El Halley
Publicado en Oct 20, 2012
El día fue tremendamente largo, muy largo, tanto que siguió siendo de día aún de noche. A ninguno nos dio sueño y seguimos conversando sobre muchas cosas, viajamos por las estepas, por los páramos, doblamos por el Cabo de la Vela y seguimos recorriendo las distancias a través del desierto y luego al sur, muy al sur, donde estaban de fiesta los pingüinos. De repente el aroma penetrante del pescado frito se hizo notar y llenó todos los espacios, penetró en todas las hendijas y se elevó por los rincones, en un concierto de matices que ponía a prueba la agudeza del olfato. El limón, la pimienta, el comino y mil especias más se confundieron armónicamente componiendo una sinfonía con la única diferencia muy particular, de que el pentagrama no era de sonido sino de olores, pero éstos llegaron a ser tan densos que los podíamos agarrar en el aire y untarlo a una arepa o a un pan tajado, de modo que no necesitamos movernos. Seguimos viajando, subiendo las cumbres perpetuas del Tíbet y vimos con asombro como un Lama se elevaba riéndose a mandíbula batiente del problema de la gravedad. Mientras tanto, seguimos esperando y el visitante nunca apareció, sin embargo se pudo agarrar la cola de algo que no era precisamente un cometa, era un rabopelado.

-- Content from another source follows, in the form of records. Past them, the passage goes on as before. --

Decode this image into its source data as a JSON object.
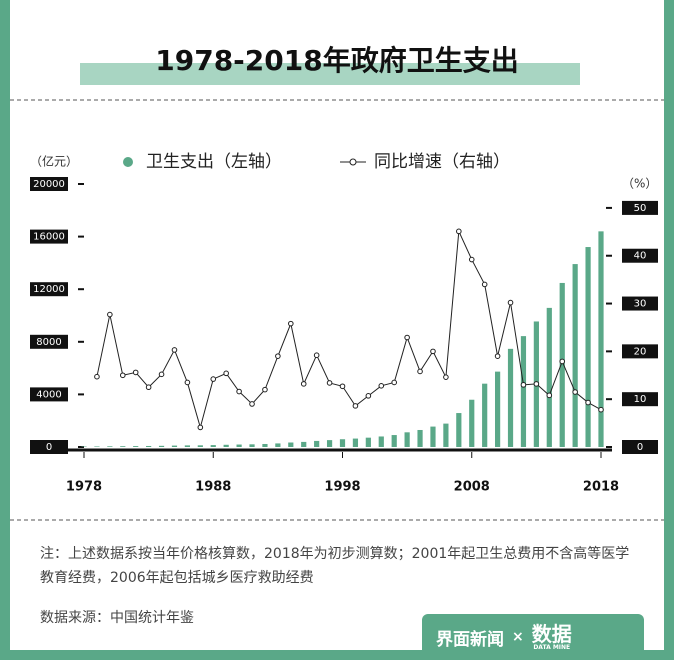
{
  "chart_data": {
    "type": "bar",
    "title": "1978-2018年政府卫生支出",
    "y_unit": "（亿元）",
    "y2_unit": "（%）",
    "x": [
      1978,
      1979,
      1980,
      1981,
      1982,
      1983,
      1984,
      1985,
      1986,
      1987,
      1988,
      1989,
      1990,
      1991,
      1992,
      1993,
      1994,
      1995,
      1996,
      1997,
      1998,
      1999,
      2000,
      2001,
      2002,
      2003,
      2004,
      2005,
      2006,
      2007,
      2008,
      2009,
      2010,
      2011,
      2012,
      2013,
      2014,
      2015,
      2016,
      2017,
      2018
    ],
    "xlim": [
      1978,
      2018
    ],
    "xticks": [
      1978,
      1988,
      1998,
      2008,
      2018
    ],
    "ylim": [
      0,
      20000
    ],
    "yticks": [
      0,
      4000,
      8000,
      12000,
      16000,
      20000
    ],
    "y2lim": [
      0,
      55
    ],
    "y2ticks": [
      0,
      10,
      20,
      30,
      40,
      50
    ],
    "series": [
      {
        "name": "卫生支出（左轴）",
        "type": "bar",
        "color": "#5aa888",
        "values": [
          35.44,
          40.64,
          51.91,
          59.67,
          68.99,
          77.63,
          89.46,
          107.65,
          122.23,
          127.28,
          145.39,
          167.83,
          187.28,
          204.05,
          228.61,
          272.06,
          342.28,
          387.34,
          461.61,
          523.56,
          590.06,
          640.96,
          709.52,
          800.61,
          908.51,
          1116.94,
          1293.58,
          1552.53,
          1778.86,
          2581.58,
          3593.94,
          4816.26,
          5732.49,
          7464.18,
          8431.98,
          9545.81,
          10579.23,
          12475.28,
          13910.31,
          15205.87,
          16399.13
        ]
      },
      {
        "name": "同比增速（右轴）",
        "type": "line",
        "axis": "y2",
        "color": "#222222",
        "values": [
          null,
          14.7,
          27.7,
          15.0,
          15.6,
          12.5,
          15.2,
          20.3,
          13.5,
          4.1,
          14.2,
          15.4,
          11.6,
          9.0,
          12.0,
          19.0,
          25.8,
          13.2,
          19.2,
          13.4,
          12.7,
          8.6,
          10.7,
          12.8,
          13.5,
          22.9,
          15.8,
          20.0,
          14.6,
          45.1,
          39.2,
          34.0,
          19.0,
          30.2,
          13.0,
          13.2,
          10.8,
          17.9,
          11.5,
          9.3,
          7.8
        ]
      }
    ]
  },
  "note": "注：上述数据系按当年价格核算数，2018年为初步测算数；2001年起卫生总费用不含高等医学教育经费，2006年起包括城乡医疗救助经费",
  "source": "数据来源：中国统计年鉴",
  "footer": {
    "brand": "界面新闻",
    "times": "×",
    "partner": "数据",
    "partner_sub": "DATA MINE"
  }
}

Ya en la mañana llegamos al río. Encontramos a un pescador que jugaba con su propia sirena, mientras que en la orilla su sueño de amor descansaba plácidamente sobre la arena. El agua era cristalina en extremo, tanto que los peces parecían nadar en el aire y vi cardúmenes de sardinas de brillantes colores y a un sardino enamorado, embriagado, ebrio de amor, tanto que ni siquiera se dio cuenta cuando lo atrapé entre las manos, pero enseguida lo solté porque vi con asombro sus pupilas deslumbrantes las cuales tenían forma de corazón. Había un arbolito que en vez de hojas tenía peces y cuando estaban maduros se desprendían, hacían un arabesco en el aire, sus escamas de plata daban visos y finalmente se hundían en el líquido, con una perfección y una gracia que acomplejarían al más intrépido clavadista. Encontré a un poeta que inventaba colores para pintar sus versos y vi la esperanza en forma de niños. Solo ellos podrían, tal vez en su inocencia, conservar la belleza de la naturaleza a través de los siglos… Caracas, insolar, 2001.